Apesar das diferentes abordagens metodológicas, os resultados encontrados nesta pesquisa estão de acordo com os de outros estudos brasileiros de temática e delineamento semelhantes. No entanto, ao interpretar os resultados aqui apresentados, devem ser consideradas algumas limitações próprias dos estudos transversais: as mulheres podem ter esquecido ou omitido dados referentes à realização do citopatológico, tornando o autorrelato tendencioso, uma vez que ter se submetido ao exame é um comportamento desejado. Ademais, os relatos das mulheres com relação às práticas preventivas para câncer do colo do útero não foram checados quanto à veracidade em registros nos serviços de saúde.
Outra limitação desta investigação decorre de viés de informação, uma vez que as entrevistadas poderiam confundir o exame citopatológico com o exame clínico ginecológico. O exame ginecológico contempla a inspeção do colo do útero, a coleta do material para o citopatológico e a palpação bimanual. Como, no momento da entrevista, não foi explicada essa diferença, não há como saber com certeza se, todas as vezes que o exame ginecológico foi realizado, também foi coletado material para o citopatológico.
Uma situação que precisa ser destacada se refere à faixa etária das mulheres que constituíram a amostra do estudo. Considerando a idade atualmente preconizada pelo Ministério da Saúde para o rastreamento do câncer do colo do útero, o exame deve ser indicado para as mulheres sexualmente ativas com idade a partir dos 25 anos. Os dados utilizados no presente estudo foram coletados no ano de 2010, quando o rastreamento ainda era indicado para todas as mulheres sexualmente ativas, prioritariamente na faixa etária dos 25-59 anos. Mesmo que as mulheres mais jovens não sejam candidatas ao rastreamento, a existência de lesões precursoras de alto grau nessa faixa etária, ainda que em menor frequência, sinaliza a necessidade de implantação de programas de atenção com o objetivo de diminuir o avanço progressivo de casos de lesões precursoras do câncer do colo do útero 26.

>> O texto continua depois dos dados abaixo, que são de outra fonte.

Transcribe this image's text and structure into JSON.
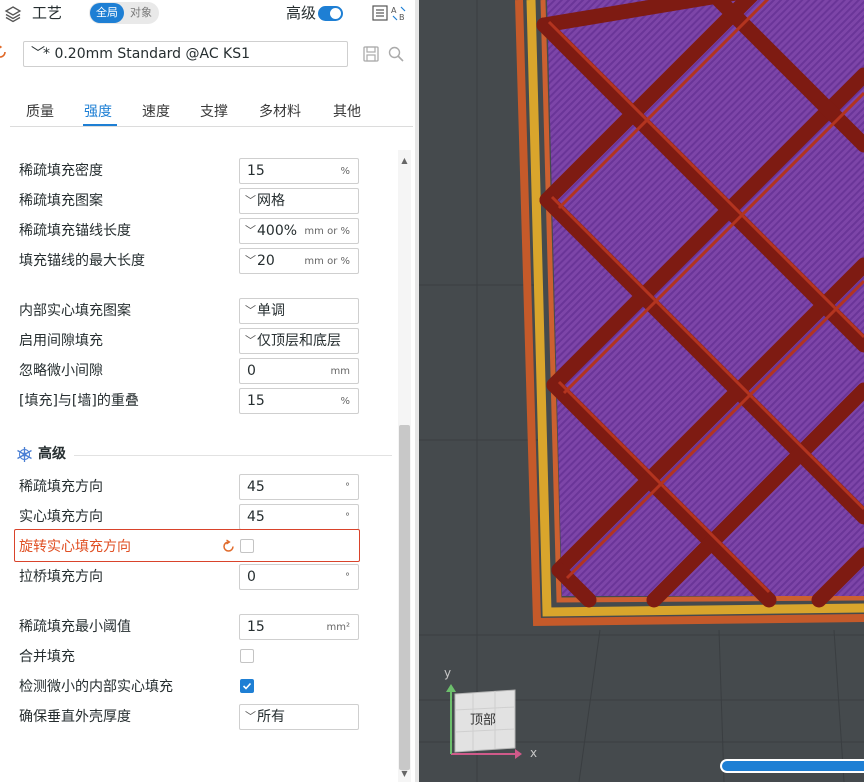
{
  "header": {
    "title": "工艺",
    "scope_global": "全局",
    "scope_object": "对象",
    "advanced_label": "高级",
    "advanced_enabled": true
  },
  "preset": {
    "value": "* 0.20mm Standard @AC KS1"
  },
  "tabs": [
    {
      "label": "质量",
      "active": false
    },
    {
      "label": "强度",
      "active": true
    },
    {
      "label": "速度",
      "active": false
    },
    {
      "label": "支撑",
      "active": false
    },
    {
      "label": "多材料",
      "active": false
    },
    {
      "label": "其他",
      "active": false
    }
  ],
  "settings": {
    "sparse_density": {
      "label": "稀疏填充密度",
      "value": "15",
      "unit": "%"
    },
    "sparse_pattern": {
      "label": "稀疏填充图案",
      "value": "网格"
    },
    "anchor_length": {
      "label": "稀疏填充锚线长度",
      "value": "400%",
      "unit": "mm or %"
    },
    "anchor_max": {
      "label": "填充锚线的最大长度",
      "value": "20",
      "unit": "mm or %"
    },
    "internal_solid_pattern": {
      "label": "内部实心填充图案",
      "value": "单调"
    },
    "gap_fill": {
      "label": "启用间隙填充",
      "value": "仅顶层和底层"
    },
    "filter_gaps": {
      "label": "忽略微小间隙",
      "value": "0",
      "unit": "mm"
    },
    "infill_wall_overlap": {
      "label": "[填充]与[墙]的重叠",
      "value": "15",
      "unit": "%"
    }
  },
  "advanced": {
    "title": "高级",
    "sparse_direction": {
      "label": "稀疏填充方向",
      "value": "45",
      "unit": "°"
    },
    "solid_direction": {
      "label": "实心填充方向",
      "value": "45",
      "unit": "°"
    },
    "rotate_solid": {
      "label": "旋转实心填充方向",
      "checked": false
    },
    "bridge_direction": {
      "label": "拉桥填充方向",
      "value": "0",
      "unit": "°"
    },
    "sparse_min_threshold": {
      "label": "稀疏填充最小阈值",
      "value": "15",
      "unit": "mm²"
    },
    "combine_infill": {
      "label": "合并填充",
      "checked": false
    },
    "detect_narrow_solid": {
      "label": "检测微小的内部实心填充",
      "checked": true
    },
    "ensure_vertical_shell": {
      "label": "确保垂直外壳厚度",
      "value": "所有"
    }
  },
  "viewport": {
    "view_cube_label": "顶部",
    "axis_x": "x",
    "axis_y": "y",
    "progress": 1.0
  },
  "colors": {
    "accent": "#1e7fd4",
    "highlight": "#e05024",
    "infill_wall": "#8b1a12",
    "solid_top": "#7b3fa6",
    "perimeter_outer": "#d9a52c",
    "perimeter_inner": "#c55a2a",
    "bed": "#454a4d"
  }
}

Conclui-se que, apesar das limitações, o estudo atingiu seu objetivo de estimar a prevalência de não realização do exame citopatológico do colo do útero entre as mulheres que frequentaram o pré-natal. A cobertura encontrada para as mulheres considerando-se todas as faixas etárias presentes na amostra estudada está ligeiramente abaixo do recomendado pela OMS. Já a cobertura para as mulheres com 25 anos ou mais encontra-se em consonância com o preconizado. O programa de rastreamento na localidade estudada apresenta caráter oportunístico, mas, apesar disso, o exame citopatológico deixou de ser ofertado para mulheres que nunca o haviam realizado e que tiveram contato com o serviço de saúde para o pré-natal.